Test images used in the validation set?

Question

Test images used in the validation set?

Closed this issue 5 years ago · 4 comments

Hi,

Thanks for such a well structured code. I will apologize if my question is too naive or silly, but I am just getting started in the field of domain adaptation.

Looking at the function dataloaders_factory in the datasets/__init__.py file (lines 21to 41), it is clear that a subset (batch_size * 5 sized) of target unlabeled dataset is used as the validation set. This seems to violate machine learning 101 that you should never mix test set with train or validation sets (assuming target dataset is the test set). Am I missing something here?

Answer 1 · 2019-11-09T04:45:43.000Z

Hi, @ChigUr.
The question is very crucial. Thanks for asking.
First, this repository is not the same code that we used for experiments.
This code is simplified to help other researchers understand. Therefore, if you want to use this repository for your research, you maybe should modify the code appropriately.

The subset (batch_size * 5) that you asked is not the validation set. We made the code for the integration test, which means we wanted to test the components in the code (like loggers, factory, etc.) all together more fastly with the smaller train and test set. The args.test means testing the whole code, not testing the algorithm. That's why we sample a subset of the train set, too.

Answer 2 · 2019-11-09T17:53:18.000Z

@postBG Thank you for the quick response.

Thanks for the clarification. args.test makes more sense now.

Although you answered my question, I still haven't understood the crucial question of how validation is done in general in domain adaptation. All the papers I read don't mention it at all, and when I look at the code they provide[3][4] they just test on test set after a certain interval during training. Take your code, for example, testing is done after each training epoch[1] and target_accuracy is used to store the best model [2]. Also, when I try to reproduce the numbers listed in the paper, I find that the target_accuracy of the best model is the one closest to the reported number. As per your comment, this is done to simplify the code but then the question of how to pick the best model remains. And, this I haven't been able to figure out from reading papers or code.

I am thoroughly confused at this point, and I really appreciate your help.

Answer 3 · 2019-11-11T05:14:02.000Z

Hi @ChigUr,
I'm one of the authors of DTA, and I'll be replying in lieu of my colleague.

As you mentioned, not many DA papers provide full details the validation/test procedure - which is why we were confused at first too. The issue is that on the VisDA-2017 dataset there are 3 domains - 1 source domain and two target domains - each named "train", "val", and "test" respectively. This is a little confusing, since the "val" and "test" domains are actually two different domains (datasets), not two splits of the same domain. The test domain in the VisDA-2017 dataset was used for competition purposes, and its ground truth labels were only released a couple months ago.

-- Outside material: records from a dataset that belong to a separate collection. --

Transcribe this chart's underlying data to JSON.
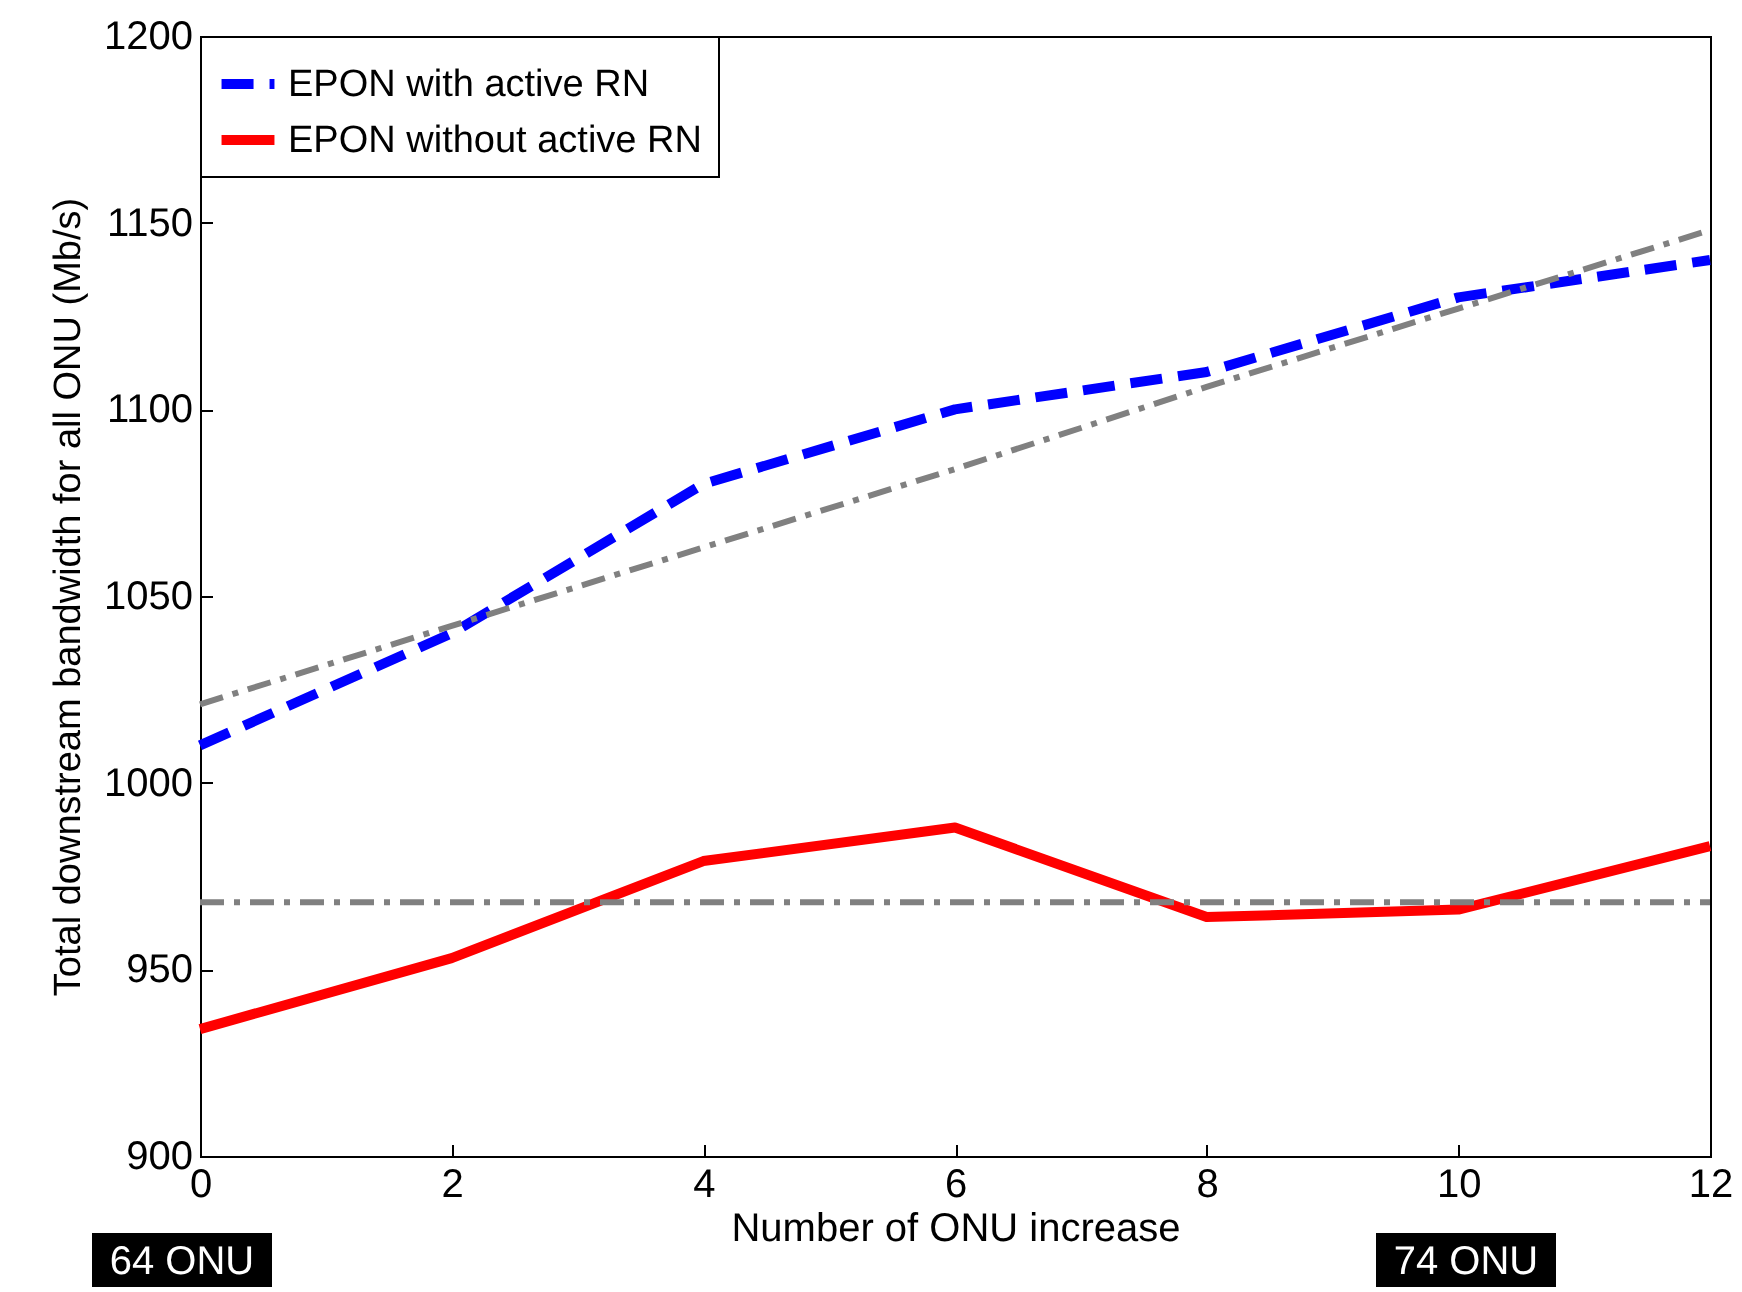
{
  "chart_data": {
    "type": "line",
    "xlabel": "Number of ONU increase",
    "ylabel": "Total downstream bandwidth for all ONU (Mb/s)",
    "x": [
      0,
      2,
      4,
      6,
      8,
      10,
      12
    ],
    "xlim": [
      0,
      12
    ],
    "xticks": [
      0,
      2,
      4,
      6,
      8,
      10,
      12
    ],
    "ylim": [
      900,
      1200
    ],
    "yticks": [
      900,
      950,
      1000,
      1050,
      1100,
      1150,
      1200
    ],
    "grid": false,
    "legend": "top left",
    "marker": "none",
    "series": [
      {
        "name": "EPON with active RN",
        "color": "#0000ff",
        "line_style": "dashed",
        "values": [
          1010,
          1040,
          1080,
          1100,
          1110,
          1130,
          1140
        ]
      },
      {
        "name": "EPON without active RN",
        "color": "#ff0000",
        "line_style": "solid",
        "values": [
          934,
          953,
          979,
          988,
          964,
          966,
          983
        ]
      },
      {
        "type": "line",
        "color": "#808080",
        "line_style": "dashdot",
        "values": [
          1021,
          1042,
          1063,
          1084,
          1106,
          1127,
          1148
        ]
      },
      {
        "type": "line",
        "color": "#808080",
        "line_style": "dashdot",
        "values": [
          968,
          968,
          968,
          968,
          968,
          968,
          968
        ]
      }
    ],
    "annotations": [
      "64 ONU",
      "74 ONU"
    ]
  }
}
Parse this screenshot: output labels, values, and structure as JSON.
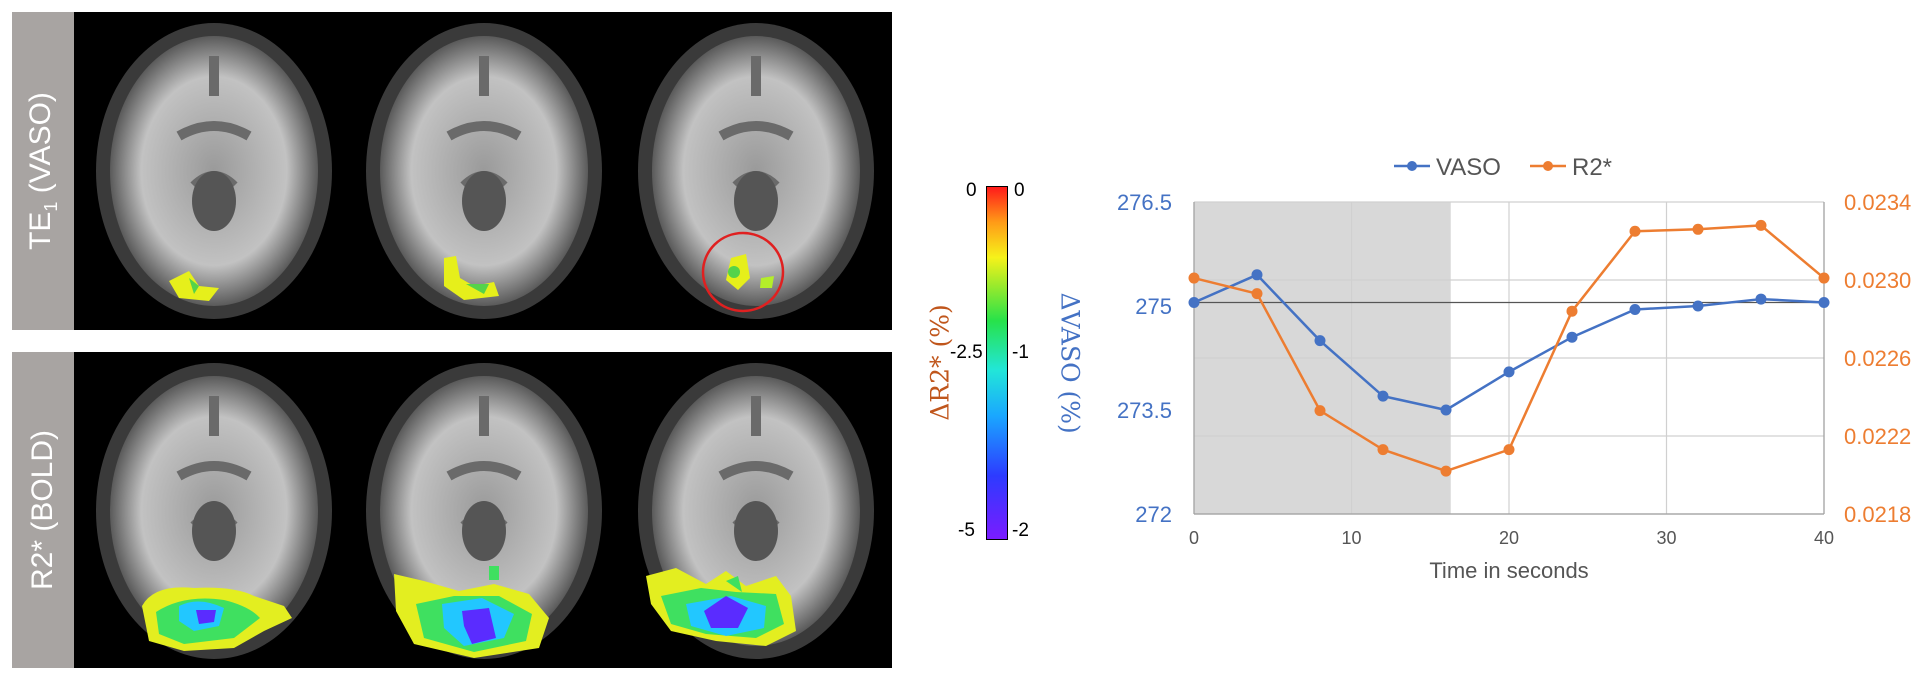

Thus, we were not able to use it for research purposes.
To address the dataset issue, we follow the protocol used by DIRT-T where a small subset (5~10% of the target dataset) is sampled as the validation dataset to help hyper-parameter tuning. Note that the labels in this subset are used only to tune hyper-parameters and not in the actual training. For simplicity, however, we excluded this part of the code in the official implementation.

Ideally, both the "train" and "val" domains should each have a train/test split - in fact, this is what the new Domainnet dataset does. In this scenario, we would train the network using unlabeled images from the target domain's train split, then validate results on the corresponding test split (which would mean we don't mix train and test images). Additionally, the same hyper-parameters found using one target domain can be used to train the model on a different target domain with strong results. This can be seen in the results of the VisDA 2019 multi-source domain adaptation challenge, where my team used DTA as a baseline method to place 3rd. Here, we 1) use the "train" domains as the source domains, 2) tune hyper-parameters with the "validation" domain, then 3) test our method by adapting to the "test" domain using the hyper-parameters found in the "validation" domain.

Hope this helped!

Answer 4 · 2019-11-11T18:38:33.000Z

Hi @numpee,

Thanks a lot for the detailed response. I really appreciate it.

I took a look at the links you mentioned and everything makes sense now. I also found the appendix in your paper that specifies the validation protocol.